Добрый день. нужен срочный совет. записался на мрт, на завтра. по первичному осмотру, грыжа в поясничном отделе. помимо этого хочу сделать снимок грудного отдела( частые боли в лапатках  бывают) бывает боль в паху и шеи. по ренгену  L1 L2 L3?. как лучше делать  мрт в комплексе, весь позвоночник? или же еще отдельно выделить и поясничный отдел где грыжа, чтоб лучше их выдно было. по неопытности не знаю как быть .


----------



## La murr (19 Май 2016)

*Alex303bd*, здравствуйте!
Вы можете задать свой вопрос рентгенологу форума - https://www.medhouse.ru/members/11025/
или дождаться ответа кого-то из докторов.


----------



## Доктор Ступин (19 Май 2016)

Если деньги позволяют, делайте все на МРТ, а потом, если надо доделаете рентген.

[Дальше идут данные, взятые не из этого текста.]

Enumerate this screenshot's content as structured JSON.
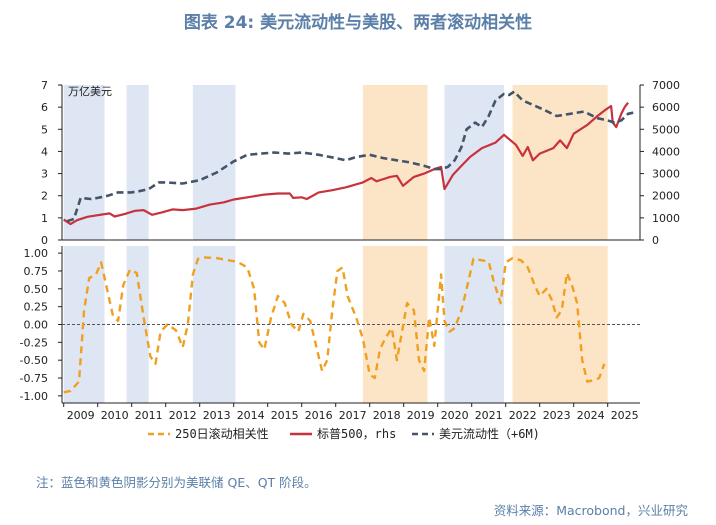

Методики дополняют, но не заменяют.


----------



## Владимир Воротынцев (19 Май 2016)

Интересно, кто же это так легко находит грыжи МПД без МРТ? Наверно, ясновидящий!


----------



## Alex303bd (19 Май 2016)

Владимир Воротынцев написал(а):


> Интересно, кто же это так легко находит грыжи МПД без МРТ? Наверно, ясновидящий!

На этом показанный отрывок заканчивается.